Using the public_token for authorization can secure a public facing implementation such as Razorpay Checkout or Payments. In such cases, the public_token can replace the key_id field as shown below:

 Checkout
Copy<button id="rzp-button1">Pay</button>
<script src="https://checkout.razorpay.com/v1/checkout.js"></script>
<script>
var options = {
    "key”: "rzp_test_oauth_32hsbEKriO6ai4",  //Public token
    "amount": "29900",
    "name": "Acme Corp",
    "description": "A Wild Sheep Chase is the third novel by Japanese author Haruki Murakami",
    "image": "https://example.com/your_logo",
    "handler": function (response){
        alert(response.razorpay_payment_id);
    },
    "prefill": {
        "name": "Gaurav Kumar",
        "email": "gaurav.kumar@example.com"
    },
    "notes": {
        "address": "note value"
    },
    "theme": {
        "color": "#F37254"
    }
};
var rzp1 = new Razorpay(options);
document.getElementById('rzp-button1').onclick = function(e){
    rzp1.open();
    e.preventDefault();
}
</script>

Using Scopes🔗

Scopes define the level of access required on the Razorpay merchant's APIs.

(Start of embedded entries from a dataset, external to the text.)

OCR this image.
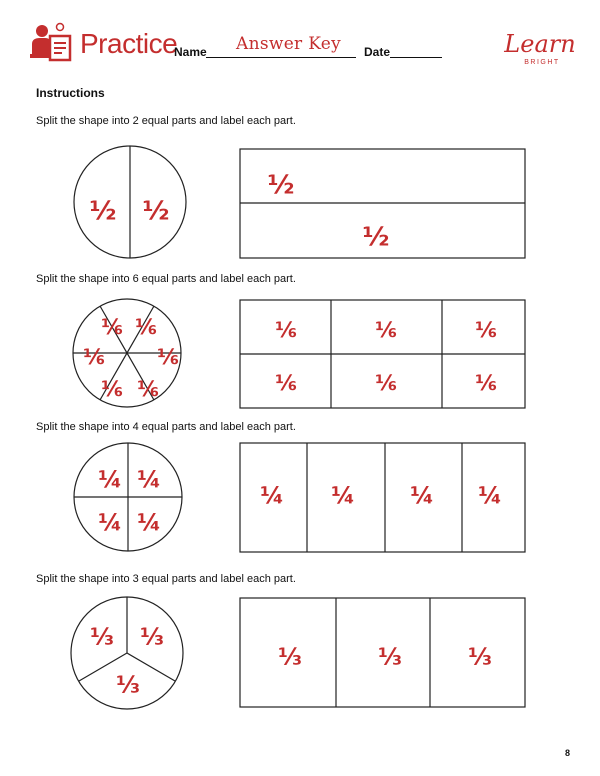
Practice
Name Answer Key Date	Learn
BRIGHT
Instructions
Split the shape into 2 equal parts and label each part.
Split the shape into 6 equal parts and label each part.
Split the shape into 4 equal parts and label each part.
Split the shape into 3 equal parts and label each part.
½ ½
½
½
⅙ ⅙
⅙ ⅙
⅙ ⅙
⅙	⅙	⅙
⅙	⅙	⅙
¼ ¼
¼ ¼
¼ ¼ ¼ ¼
⅓ ⅓
⅓
⅓	⅓	⅓
8
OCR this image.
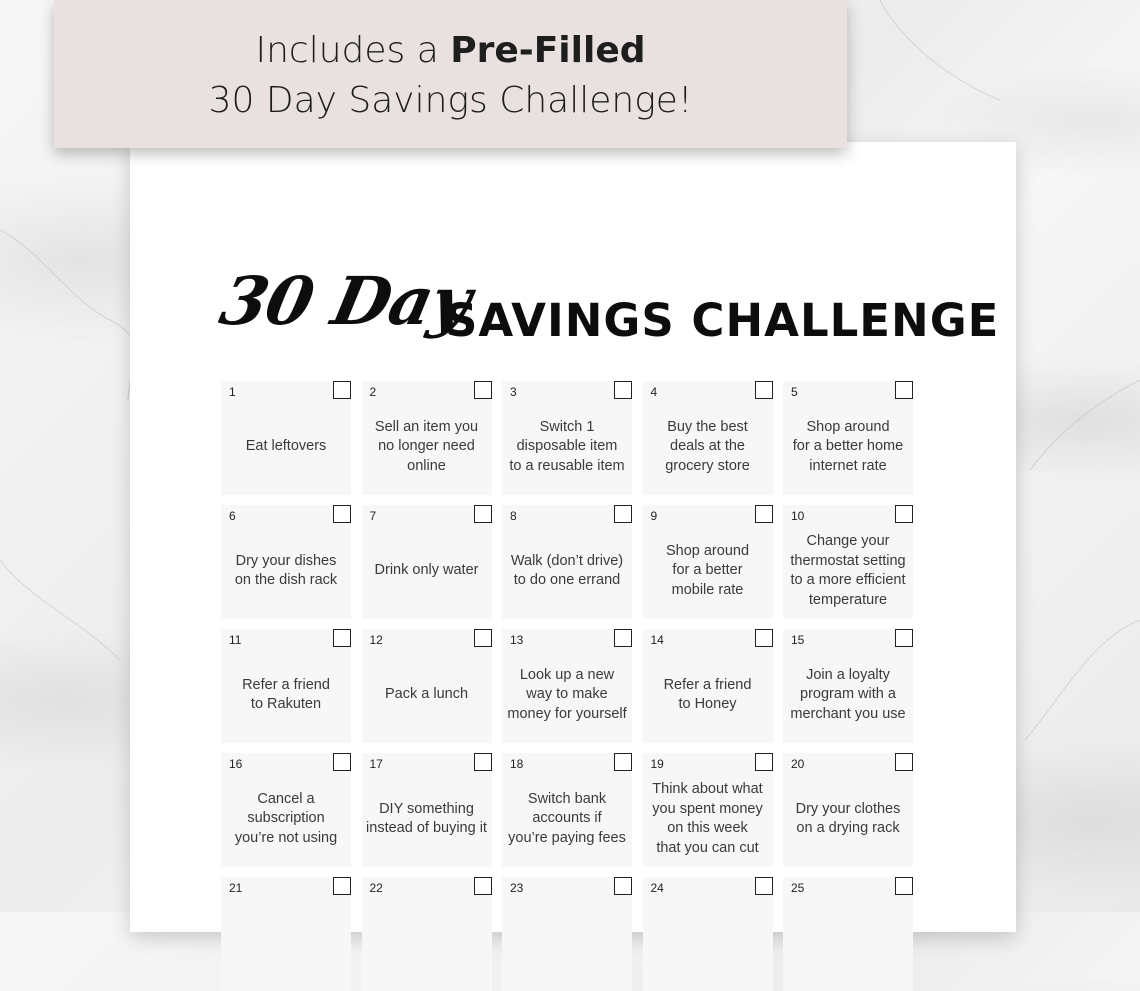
Includes a Pre-Filled
30 Day Savings Challenge!
30 Day
SAVINGS CHALLENGE
1
Eat leftovers
2
Sell an item you
no longer need
online
3
Switch 1
disposable item
to a reusable item
4
Buy the best
deals at the
grocery store
5
Shop around
for a better home
internet rate
6
Dry your dishes
on the dish rack
7
Drink only water
8
Walk (don’t drive)
to do one errand
9
Shop around
for a better
mobile rate
10
Change your
thermostat setting
to a more efficient
temperature
11
Refer a friend
to Rakuten
12
Pack a lunch
13
Look up a new
way to make
money for yourself
14
Refer a friend
to Honey
15
Join a loyalty
program with a
merchant you use
16
Cancel a
subscription
you’re not using
17
DIY something
instead of buying it
18
Switch bank
accounts if
you’re paying fees
19
Think about what
you spent money
on this week
that you can cut
20
Dry your clothes
on a drying rack
21	22	23	24	25
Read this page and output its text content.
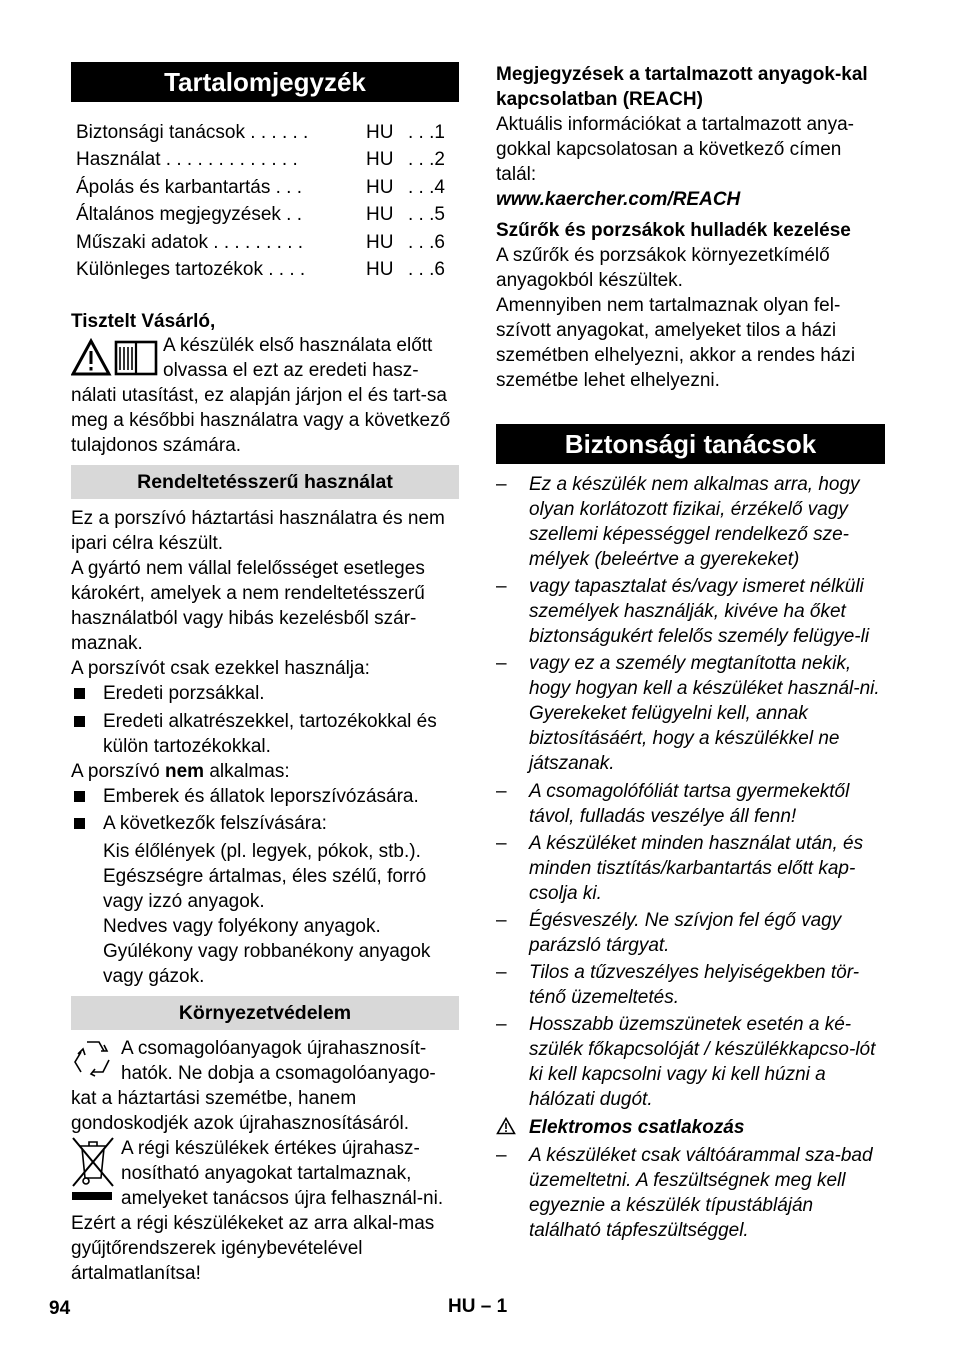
Tartalomjegyzék
Biztonsági tanácsok . . . . . .	HU . . .1
Használat . . . . . . . . . . . . .	HU . . .2
Ápolás és karbantartás . . .	HU . . .4
Általános megjegyzések . .	HU . . .5
Műszaki adatok . . . . . . . . .	HU . . .6
Különleges tartozékok . . . .	HU . . .6

Tisztelt Vásárló,

A készülék első használata előtt olvassa el ezt az eredeti hasz-

nálati utasítást, ez alapján járjon el és tart-sa meg a későbbi használatra vagy a következő tulajdonos számára.

Rendeltetésszerű használat

Ez a porszívó háztartási használatra és nem ipari célra készült.

A gyártó nem vállal felelősséget esetleges károkért, amelyek a nem rendeltetésszerű használatból vagy hibás kezelésből szár-maznak.

A porszívót csak ezekkel használja:

Eredeti porzsákkal.
Eredeti alkatrészekkel, tartozékokkal és külön tartozékokkal.

A porszívó nem alkalmas:

Emberek és állatok leporszívózására.
A következők felszívására:
Kis élőlények (pl. legyek, pókok, stb.).
Egészségre ártalmas, éles szélű, forró vagy izzó anyagok.
Nedves vagy folyékony anyagok.
Gyúlékony vagy robbanékony anyagok vagy gázok.
Környezetvédelem

A csomagolóanyagok újrahasznosít-hatók. Ne dobja a csomagolóanyago-kat a háztartási szemétbe, hanem gondoskodjék azok újrahasznosításáról.

A régi készülékek értékes újrahasz-nosítható anyagokat tartalmaznak, amelyeket tanácsos újra felhasznál-ni. Ezért a régi készülékeket az arra alkal-mas gyűjtőrendszerek igénybevételével ártalmatlanítsa!

Megjegyzések a tartalmazott anyagok-kal kapcsolatban (REACH)

Aktuális információkat a tartalmazott anya-gokkal kapcsolatosan a következő címen talál:

www.kaercher.com/REACH

Szűrők és porzsákok hulladék kezelése

A szűrők és porzsákok környezetkímélő anyagokból készültek.

Amennyiben nem tartalmaznak olyan fel-szívott anyagokat, amelyeket tilos a házi szemétben elhelyezni, akkor a rendes házi szemétbe lehet elhelyezni.

Biztonsági tanácsok
– Ez a készülék nem alkalmas arra, hogy olyan korlátozott fizikai, érzékelő vagy szellemi képességgel rendelkező sze-mélyek (beleértve a gyerekeket)
– vagy tapasztalat és/vagy ismeret nélküli személyek használják, kivéve ha őket biztonságukért felelős személy felügye-li
– vagy ez a személy megtanította nekik, hogy hogyan kell a készüléket használ-ni. Gyerekeket felügyelni kell, annak biztosításáért, hogy a készülékkel ne játszanak.
– A csomagolófóliát tartsa gyermekektől távol, fulladás veszélye áll fenn!
– A készüléket minden használat után, és minden tisztítás/karbantartás előtt kap-csolja ki.
– Égésveszély. Ne szívjon fel égő vagy parázsló tárgyat.
– Tilos a tűzveszélyes helyiségekben tör-ténő üzemeltetés.
– Hosszabb üzemszünetek esetén a ké-szülék főkapcsolóját / készülékkapcso-lót ki kell kapcsolni vagy ki kell húzni a hálózati dugót.
Elektromos csatlakozás
– A készüléket csak váltóárammal sza-bad üzemeltetni. A feszültségnek meg kell egyeznie a készülék típustábláján található tápfeszültséggel.
94	HU – 1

The following scopes currently available:

scope_name	description
`read_only`	Provides read access to all resources. All `GET` API requests.
`read_write`	Provides read and write access to all resources on the API.

Validate State🔗

The state parameter helps in preventing cross site request forgery (CSRF) attacks. State validation has to be implemented by your application, and should work as described below:

Your application should generate a random unique string and save it in the database.
The random string should be sent to Razorpay in the Authorization request in the state parameter.
Razorpay will send back the same state value as query params on your redirect URI.
In your backend, validate that the state value stored in your database matches the one you received for the client_id and user that initiated the authorization.